In order to measure the necessary parameters of all the stars in their images (using Equations (1)–(10)), the authors require centroid coordinates and FWHM measurements of the PSF of each source. 

Q7. How can the authors predict the separation of binary members?

Using the measured relation to predict the Robo-AO measured separation on the basis of PTF data alone confirms that BinaryFinder can measure the binary separations to ∼25% precision. 

Q8. What is the crossover point between single stars and high-confidence binaries?

The crossover point between single stars and high-confidence binaries occurs at the ellipticities predicted by their artificial point source simulations (Section 3), although the >80% binarity fraction of the targets with ellipticities between 0.01 and 0.02, compared to the zero binarity fraction at lower ellipticities, suggests that a less conservative limit could be set for many science programs. 

Q9. How did the authors make the anisotropy dependent on the location of the CCD?

In order to make this anisotropy dependent on the location within the CCD, the authors placed four reference anisotropy kernels at the four corners of their CCD. 

Q10. How many times smaller was the change in the ellipticities of the objects in each?

The authors found that, when using a third degree instead of second degree fit of the p1 and p2 parameters, the resulting change in the corrected ellipticities of the objects in each image was approximately nine times smaller than if the authors used a second degree fit but varied the raw ellipticities and PSF anisotropy parameters by random values consistent with their measurement error. 

Q11. What is the way to correct the ellipticities of high-flux objects?

While applying the algorithm to the PTF images, the authors noticed that the ellipticities of high-flux objects were not corrected accurately to zero using a fit dependent only on x and y object coordinates. 

Q12. What is the way to correct the ellipticities of the regions?

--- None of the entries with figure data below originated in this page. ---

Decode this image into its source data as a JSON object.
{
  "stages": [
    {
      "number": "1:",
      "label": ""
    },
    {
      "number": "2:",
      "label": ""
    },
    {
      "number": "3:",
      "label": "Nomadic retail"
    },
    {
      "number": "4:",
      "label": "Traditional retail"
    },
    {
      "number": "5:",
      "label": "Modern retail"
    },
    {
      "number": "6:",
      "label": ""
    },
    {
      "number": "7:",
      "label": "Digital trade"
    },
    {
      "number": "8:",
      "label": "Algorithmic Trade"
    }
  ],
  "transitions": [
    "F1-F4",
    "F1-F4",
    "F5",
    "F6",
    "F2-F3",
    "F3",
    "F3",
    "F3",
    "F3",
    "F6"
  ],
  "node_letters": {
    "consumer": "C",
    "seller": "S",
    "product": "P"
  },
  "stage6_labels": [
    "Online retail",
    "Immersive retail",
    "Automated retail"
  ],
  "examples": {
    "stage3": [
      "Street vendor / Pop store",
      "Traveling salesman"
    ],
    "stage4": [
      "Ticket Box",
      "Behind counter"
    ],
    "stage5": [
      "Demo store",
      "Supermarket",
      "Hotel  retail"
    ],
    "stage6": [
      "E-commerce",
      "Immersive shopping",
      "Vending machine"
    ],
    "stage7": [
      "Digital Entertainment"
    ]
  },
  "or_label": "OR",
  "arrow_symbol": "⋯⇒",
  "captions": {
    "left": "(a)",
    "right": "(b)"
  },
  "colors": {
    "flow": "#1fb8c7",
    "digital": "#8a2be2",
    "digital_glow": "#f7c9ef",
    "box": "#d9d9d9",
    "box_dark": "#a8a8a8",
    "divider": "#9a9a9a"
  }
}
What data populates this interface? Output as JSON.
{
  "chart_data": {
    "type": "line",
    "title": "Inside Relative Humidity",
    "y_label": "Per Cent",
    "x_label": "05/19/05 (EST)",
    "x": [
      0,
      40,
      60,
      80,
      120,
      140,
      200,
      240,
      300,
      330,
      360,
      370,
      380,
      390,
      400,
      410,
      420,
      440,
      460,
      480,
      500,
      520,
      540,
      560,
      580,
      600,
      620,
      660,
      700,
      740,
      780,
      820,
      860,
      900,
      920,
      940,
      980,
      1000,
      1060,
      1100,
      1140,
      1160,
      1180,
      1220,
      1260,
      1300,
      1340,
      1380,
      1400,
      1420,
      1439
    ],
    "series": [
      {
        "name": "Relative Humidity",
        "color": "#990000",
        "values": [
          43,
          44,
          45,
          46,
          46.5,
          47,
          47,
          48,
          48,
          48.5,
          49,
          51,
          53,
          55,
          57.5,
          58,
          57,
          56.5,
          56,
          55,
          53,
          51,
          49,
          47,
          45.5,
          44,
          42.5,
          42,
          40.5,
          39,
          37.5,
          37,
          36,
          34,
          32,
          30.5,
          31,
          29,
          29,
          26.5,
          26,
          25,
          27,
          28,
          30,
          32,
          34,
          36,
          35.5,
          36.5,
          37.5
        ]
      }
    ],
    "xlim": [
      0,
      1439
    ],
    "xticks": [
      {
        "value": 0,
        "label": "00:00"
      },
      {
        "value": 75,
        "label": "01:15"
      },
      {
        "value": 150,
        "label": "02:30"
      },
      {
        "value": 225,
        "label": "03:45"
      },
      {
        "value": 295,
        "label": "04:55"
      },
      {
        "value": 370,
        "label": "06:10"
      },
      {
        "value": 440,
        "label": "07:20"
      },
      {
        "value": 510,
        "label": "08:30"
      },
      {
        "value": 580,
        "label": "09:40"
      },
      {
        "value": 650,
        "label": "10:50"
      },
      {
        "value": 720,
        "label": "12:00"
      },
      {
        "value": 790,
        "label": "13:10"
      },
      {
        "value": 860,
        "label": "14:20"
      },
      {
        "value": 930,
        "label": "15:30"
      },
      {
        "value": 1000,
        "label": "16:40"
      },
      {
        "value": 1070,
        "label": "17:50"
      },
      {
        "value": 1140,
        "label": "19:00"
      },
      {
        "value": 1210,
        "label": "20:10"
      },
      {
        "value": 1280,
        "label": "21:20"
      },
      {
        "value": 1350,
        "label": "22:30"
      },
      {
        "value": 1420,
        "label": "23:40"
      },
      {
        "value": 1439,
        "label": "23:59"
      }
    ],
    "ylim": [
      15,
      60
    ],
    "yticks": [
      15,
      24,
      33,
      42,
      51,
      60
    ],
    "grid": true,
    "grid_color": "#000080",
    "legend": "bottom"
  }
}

the subset of sources used to create the fits should always extend further than the boundaries of the region being corrected (as shown by the blue square in Figure 1), to ensure that the ellipticities of all sources are corrected based on a fit obtained from sources surrounding them on all sides. 

Q13. What was the average exposure time of the July targets?

The Julytargets, with R.A.s around 13 hr, were observed with 60 s total exposure times in the i-band filter; the August targets (R.A.s of 22–23 hr) used a long-pass filter with a 600 nm cut-on to obtain increased signal compared to a bandpass filter. 

Q14. How many FWHMs do the authors measure for e1 and e2?

When the authors measure the corrected ellipticities of an object across multiple images, the authors measure many values for e1 and e2 at a variety of FWHMs.